The modern Phillips curve relates inflation to unemployment and inflation expectations: inflation = expected inflation + a function of the output gap. Unlike the original Phillips curve, it accounts for the fact that inflation expectations can shift the entire relationship. The expectations term explains stagflation and why policymakers must manage expectations to control inflation without accepting high unemployment.
You already know the original Phillips curve: the empirical observation that low unemployment tends to accompany high inflation, and vice versa, suggesting a stable policy tradeoff. The expectations-augmented version, developed by Milton Friedman and Edmund Phelps in the late 1960s — just before the data dramatically validated their theory — explains why that original tradeoff was an illusion. The key insight: workers and firms care about real wages, not nominal wages. When inflation rises, they will eventually demand higher nominal wages to keep pace. That adjustment process is what destroys the stable inflation-unemployment tradeoff.
The modern equation is: π = πᵉ + β(u* − u) + supply shocks. Here π is actual inflation, πᵉ is expected inflation, u is actual unemployment, u* is the natural rate, and the term β(u* − u) represents the effect of the output gap on inflation pressure. Read it in plain language: inflation today equals what people expected it would be, plus any pressure coming from unemployment being below or above the natural rate, plus supply shocks. If unemployment equals the natural rate (u = u*), inflation equals expected inflation exactly. There is no permanent tradeoff — the economy can only hold unemployment below the natural rate temporarily, while it generates surprise inflation that expectations have not yet caught up with.
The stagflation of the 1970s was the decisive empirical proof. Conventional Keynesian models predicted that higher inflation would buy lower unemployment. Instead, both rose simultaneously — unemployment climbed even as inflation accelerated. The expectations-augmented explanation: a decade of expansionary policy had pushed inflation consistently above earlier expectations, causing workers and firms to revise expectations upward. Each upward revision of πᵉ shifted the entire Phillips curve upward, so maintaining the same low unemployment required ever-higher inflation, and eventually not even that was enough. The policy lesson: you can exploit the unemployment-inflation tradeoff only temporarily, and only by generating inflation faster than people anticipate. Once expectations adapt, the curve shifts and the tradeoff disappears.

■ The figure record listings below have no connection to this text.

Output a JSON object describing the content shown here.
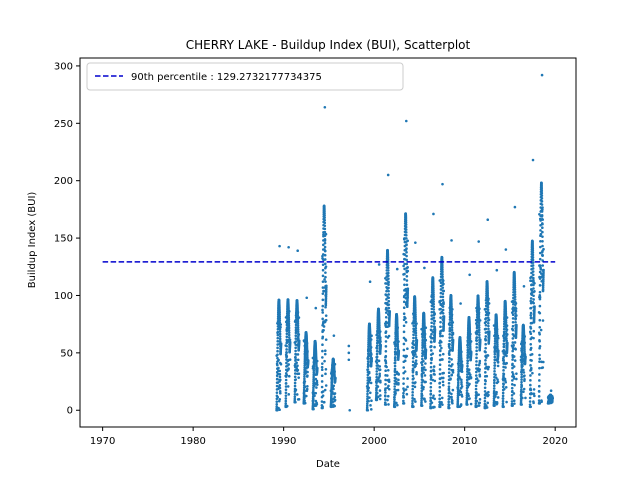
{
  "chart_data": {
    "type": "scatter",
    "title": "CHERRY LAKE - Buildup Index (BUI), Scatterplot",
    "xlabel": "Date",
    "ylabel": "Buildup Index (BUI)",
    "xlim": [
      1967.5,
      2022.3
    ],
    "ylim": [
      -14.6,
      306.9
    ],
    "x_ticks": [
      1970,
      1980,
      1990,
      2000,
      2010,
      2020
    ],
    "y_ticks": [
      0,
      50,
      100,
      150,
      200,
      250,
      300
    ],
    "grid": false,
    "legend_position": "top-left",
    "colors": {
      "points": "#1f77b4",
      "reference_line": "#0000cd"
    },
    "reference_line": {
      "label": "90th percentile : 129.2732177734375",
      "value": 129.2732177734375,
      "x_range": [
        1970,
        2020
      ]
    },
    "seasons": [
      {
        "year": 1989,
        "min": 0,
        "max": 143
      },
      {
        "year": 1990,
        "min": 3,
        "max": 142
      },
      {
        "year": 1991,
        "min": 7,
        "max": 139
      },
      {
        "year": 1992,
        "min": 6,
        "max": 98
      },
      {
        "year": 1993,
        "min": 1,
        "max": 89
      },
      {
        "year": 1994,
        "min": 2,
        "max": 264
      },
      {
        "year": 1995,
        "min": 3,
        "max": 65
      },
      {
        "year": 1999,
        "min": 0,
        "max": 112
      },
      {
        "year": 2000,
        "min": 9,
        "max": 127
      },
      {
        "year": 2001,
        "min": 5,
        "max": 205
      },
      {
        "year": 2002,
        "min": 3,
        "max": 123
      },
      {
        "year": 2003,
        "min": 6,
        "max": 252
      },
      {
        "year": 2004,
        "min": 3,
        "max": 146
      },
      {
        "year": 2005,
        "min": 4,
        "max": 124
      },
      {
        "year": 2006,
        "min": 2,
        "max": 171
      },
      {
        "year": 2007,
        "min": 3,
        "max": 197
      },
      {
        "year": 2008,
        "min": 2,
        "max": 148
      },
      {
        "year": 2009,
        "min": 3,
        "max": 93
      },
      {
        "year": 2010,
        "min": 5,
        "max": 118
      },
      {
        "year": 2011,
        "min": 3,
        "max": 147
      },
      {
        "year": 2012,
        "min": 2,
        "max": 166
      },
      {
        "year": 2013,
        "min": 4,
        "max": 122
      },
      {
        "year": 2014,
        "min": 3,
        "max": 140
      },
      {
        "year": 2015,
        "min": 4,
        "max": 177
      },
      {
        "year": 2016,
        "min": 5,
        "max": 108
      },
      {
        "year": 2017,
        "min": 3,
        "max": 218
      },
      {
        "year": 2018,
        "min": 6,
        "max": 292
      },
      {
        "year": 2019,
        "min": 6,
        "max": 17
      }
    ],
    "isolated_points": [
      {
        "x": 1997.2,
        "y": 56
      },
      {
        "x": 1997.2,
        "y": 50
      },
      {
        "x": 1997.2,
        "y": 44
      },
      {
        "x": 1997.3,
        "y": 0
      }
    ]
  }
}
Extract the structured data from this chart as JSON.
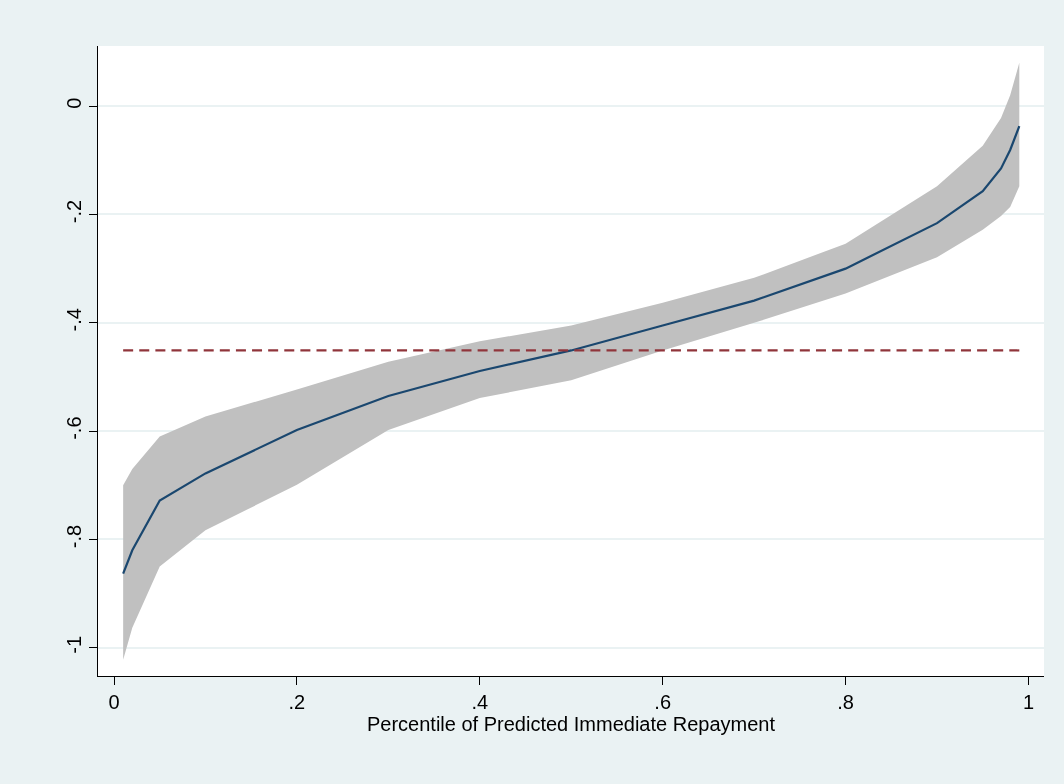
{
  "chart_data": {
    "type": "line",
    "xlabel": "Percentile of Predicted Immediate Repayment",
    "xlim": [
      -0.0175,
      1.017
    ],
    "ylim": [
      -1.052,
      0.111
    ],
    "xticks": [
      0,
      {
        "value": 0.2,
        "label": ".2"
      },
      {
        "value": 0.4,
        "label": ".4"
      },
      {
        "value": 0.6,
        "label": ".6"
      },
      {
        "value": 0.8,
        "label": ".8"
      },
      1
    ],
    "yticks": [
      0,
      {
        "value": -0.2,
        "label": "-.2"
      },
      {
        "value": -0.4,
        "label": "-.4"
      },
      {
        "value": -0.6,
        "label": "-.6"
      },
      {
        "value": -0.8,
        "label": "-.8"
      },
      -1
    ],
    "grid": "y",
    "series": [
      {
        "color": "#1a476f",
        "line_style": "solid",
        "x": [
          0.01,
          0.02,
          0.05,
          0.1,
          0.2,
          0.3,
          0.4,
          0.5,
          0.6,
          0.7,
          0.8,
          0.9,
          0.95,
          0.97,
          0.98,
          0.99
        ],
        "values": [
          -0.863,
          -0.82,
          -0.728,
          -0.678,
          -0.598,
          -0.535,
          -0.489,
          -0.451,
          -0.405,
          -0.359,
          -0.3,
          -0.216,
          -0.157,
          -0.115,
          -0.081,
          -0.037
        ],
        "lower": [
          -1.022,
          -0.963,
          -0.85,
          -0.783,
          -0.699,
          -0.598,
          -0.539,
          -0.506,
          -0.451,
          -0.4,
          -0.346,
          -0.279,
          -0.228,
          -0.203,
          -0.186,
          -0.148
        ],
        "upper": [
          -0.7,
          -0.67,
          -0.61,
          -0.573,
          -0.523,
          -0.472,
          -0.434,
          -0.405,
          -0.363,
          -0.317,
          -0.254,
          -0.148,
          -0.073,
          -0.022,
          0.02,
          0.08
        ]
      },
      {
        "color": "#90353b",
        "line_style": "dashed",
        "x": [
          0.01,
          0.99
        ],
        "values": [
          -0.451,
          -0.451
        ]
      }
    ]
  }
}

This reframing makes expectations management central to modern monetary policy. Under rational or adaptive expectations, if a central bank consistently targets 2% inflation and is credible, πᵉ anchors near 2%. Then the Phillips curve equation says that as long as unemployment stays near the natural rate and there are no supply shocks, inflation stays near 2% — automatically. A credible inflation target is a self-fulfilling equilibrium. Conversely, if credibility breaks down and expectations become unanchored (as happened in the 1970s), getting inflation back down requires accepting unemployment above the natural rate — a deliberate recession — to convince the public that inflation will fall. The Volcker disinflation of 1981–82 is the canonical case: the Fed raised rates sharply, unemployment hit 10%, but it successfully broke high inflation expectations, pulling the Phillips curve back down to a position where moderate inflation and acceptable unemployment could coexist.